Following Atal's directions, de Marigny soon came to the path that led to Grant Enderby's house of red stone and dark oaken beams. And the red stone walls about the garden bore testimony to Enderby's calling here in dreamland, the fact that he was a quarrier, and his sons in his footsteps. The walls were broad and straight and strong, as was the man who built them.
And so the dreamer knocked upon the oaken door and was welcomed into the home of this one-time man of the waking world; and after his host's family were all to bed, de Marigny sat alone with Grant Enderby and listened until the wee hours to the following story . . .

PART TWO
Grant Enderby's Story, I: Litha
Three times only have I visited basalt-towered, myriad-wharved Dylath-Leen, three curious visits which spanned almost a century of that city's existence.

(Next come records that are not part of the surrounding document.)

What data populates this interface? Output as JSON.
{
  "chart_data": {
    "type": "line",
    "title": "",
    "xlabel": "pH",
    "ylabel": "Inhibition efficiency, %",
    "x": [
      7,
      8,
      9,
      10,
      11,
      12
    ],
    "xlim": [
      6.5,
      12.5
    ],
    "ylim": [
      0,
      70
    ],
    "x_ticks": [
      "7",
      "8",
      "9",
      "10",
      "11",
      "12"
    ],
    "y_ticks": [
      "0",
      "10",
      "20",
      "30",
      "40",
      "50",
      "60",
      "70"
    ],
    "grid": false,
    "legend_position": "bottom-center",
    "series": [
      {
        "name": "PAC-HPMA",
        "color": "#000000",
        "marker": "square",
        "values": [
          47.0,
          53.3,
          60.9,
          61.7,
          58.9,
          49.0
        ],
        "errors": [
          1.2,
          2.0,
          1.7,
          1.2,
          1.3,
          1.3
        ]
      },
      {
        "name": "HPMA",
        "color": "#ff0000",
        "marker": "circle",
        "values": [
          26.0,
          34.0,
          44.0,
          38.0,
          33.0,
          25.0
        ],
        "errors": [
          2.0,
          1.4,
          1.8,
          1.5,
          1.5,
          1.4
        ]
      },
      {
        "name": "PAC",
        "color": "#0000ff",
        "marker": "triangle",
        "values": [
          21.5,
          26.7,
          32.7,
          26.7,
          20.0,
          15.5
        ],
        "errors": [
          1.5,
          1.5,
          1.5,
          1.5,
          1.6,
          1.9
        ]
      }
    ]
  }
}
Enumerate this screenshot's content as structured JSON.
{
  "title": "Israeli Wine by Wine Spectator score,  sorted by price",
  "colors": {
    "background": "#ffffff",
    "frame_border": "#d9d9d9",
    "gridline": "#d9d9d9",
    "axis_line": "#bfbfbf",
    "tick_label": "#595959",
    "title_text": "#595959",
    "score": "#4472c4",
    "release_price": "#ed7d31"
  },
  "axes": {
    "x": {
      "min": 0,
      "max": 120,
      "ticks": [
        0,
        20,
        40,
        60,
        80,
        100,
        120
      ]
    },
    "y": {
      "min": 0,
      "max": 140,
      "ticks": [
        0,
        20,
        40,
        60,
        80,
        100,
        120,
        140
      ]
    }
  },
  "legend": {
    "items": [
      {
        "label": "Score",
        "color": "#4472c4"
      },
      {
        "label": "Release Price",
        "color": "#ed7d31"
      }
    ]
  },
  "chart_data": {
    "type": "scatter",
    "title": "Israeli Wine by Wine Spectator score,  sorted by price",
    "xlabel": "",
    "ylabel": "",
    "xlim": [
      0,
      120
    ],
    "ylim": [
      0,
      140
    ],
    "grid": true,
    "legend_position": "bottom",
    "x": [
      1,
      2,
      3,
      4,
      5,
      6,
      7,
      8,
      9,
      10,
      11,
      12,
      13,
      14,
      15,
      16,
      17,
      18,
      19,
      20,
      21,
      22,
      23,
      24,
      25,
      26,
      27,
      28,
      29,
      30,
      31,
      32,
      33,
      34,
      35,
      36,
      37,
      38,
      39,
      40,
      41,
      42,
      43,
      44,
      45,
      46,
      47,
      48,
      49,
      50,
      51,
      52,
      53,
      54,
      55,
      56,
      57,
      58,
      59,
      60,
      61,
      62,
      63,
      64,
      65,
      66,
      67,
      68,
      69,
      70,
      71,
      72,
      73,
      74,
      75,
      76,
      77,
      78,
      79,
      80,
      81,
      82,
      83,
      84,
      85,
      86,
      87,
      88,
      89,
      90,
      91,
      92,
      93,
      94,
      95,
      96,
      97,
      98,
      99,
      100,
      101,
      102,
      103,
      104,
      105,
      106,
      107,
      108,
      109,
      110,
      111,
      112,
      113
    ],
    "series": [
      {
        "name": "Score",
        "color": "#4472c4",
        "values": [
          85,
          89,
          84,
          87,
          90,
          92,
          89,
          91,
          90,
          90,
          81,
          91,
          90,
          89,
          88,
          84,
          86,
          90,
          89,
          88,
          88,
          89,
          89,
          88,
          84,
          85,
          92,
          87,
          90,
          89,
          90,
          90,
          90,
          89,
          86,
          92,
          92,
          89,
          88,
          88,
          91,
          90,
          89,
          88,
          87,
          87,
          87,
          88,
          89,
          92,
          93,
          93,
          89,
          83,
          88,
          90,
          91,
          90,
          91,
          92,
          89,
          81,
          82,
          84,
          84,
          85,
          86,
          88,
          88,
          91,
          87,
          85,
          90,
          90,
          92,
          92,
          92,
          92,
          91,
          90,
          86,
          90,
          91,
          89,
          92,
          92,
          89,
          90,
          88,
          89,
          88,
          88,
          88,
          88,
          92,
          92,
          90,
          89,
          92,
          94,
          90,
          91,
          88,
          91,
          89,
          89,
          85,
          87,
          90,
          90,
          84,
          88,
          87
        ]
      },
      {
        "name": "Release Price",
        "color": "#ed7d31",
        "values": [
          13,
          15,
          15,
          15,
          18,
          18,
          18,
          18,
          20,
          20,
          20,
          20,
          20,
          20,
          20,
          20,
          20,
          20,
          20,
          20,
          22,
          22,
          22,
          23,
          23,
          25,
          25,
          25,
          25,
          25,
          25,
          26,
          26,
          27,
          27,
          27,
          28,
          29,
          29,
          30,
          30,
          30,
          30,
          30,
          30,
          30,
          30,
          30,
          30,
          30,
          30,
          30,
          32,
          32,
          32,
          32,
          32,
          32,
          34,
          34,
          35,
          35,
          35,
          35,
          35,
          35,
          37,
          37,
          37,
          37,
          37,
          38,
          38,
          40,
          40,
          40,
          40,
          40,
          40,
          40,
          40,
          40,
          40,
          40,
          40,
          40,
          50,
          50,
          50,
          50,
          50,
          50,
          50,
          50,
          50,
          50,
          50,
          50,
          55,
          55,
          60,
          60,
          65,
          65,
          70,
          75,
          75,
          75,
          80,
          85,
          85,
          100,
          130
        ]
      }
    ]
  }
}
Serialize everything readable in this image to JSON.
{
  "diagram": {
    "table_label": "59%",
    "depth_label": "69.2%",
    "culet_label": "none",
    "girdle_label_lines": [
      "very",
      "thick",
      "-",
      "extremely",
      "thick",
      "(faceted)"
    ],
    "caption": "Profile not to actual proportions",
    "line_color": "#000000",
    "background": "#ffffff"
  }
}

Now I am glad that I have seen it for the last time.
I went there first in my late teens, rilled with a longing engendered of continuous study of such works as The Arabian Nights and Gelder's Atlantis Found for wondrous places of antique legend and fable and centuried cities of ages past. And my longing was not disappointed.
I first saw the city from afar, wandering along the river Skai with a caravan of merchants from distant places, and at first sight of the tall black towers which form the city's ramparts I felt a strange fascination for the place. Later, lost in awe and wonder, I took leave of my merchant friends to walk Dylath-Leen's ancient streets and alleys, to visit the wharfside taverns and chat with seamen from every part of Earth's dreamland - and with a few, I fancy, from more distant places.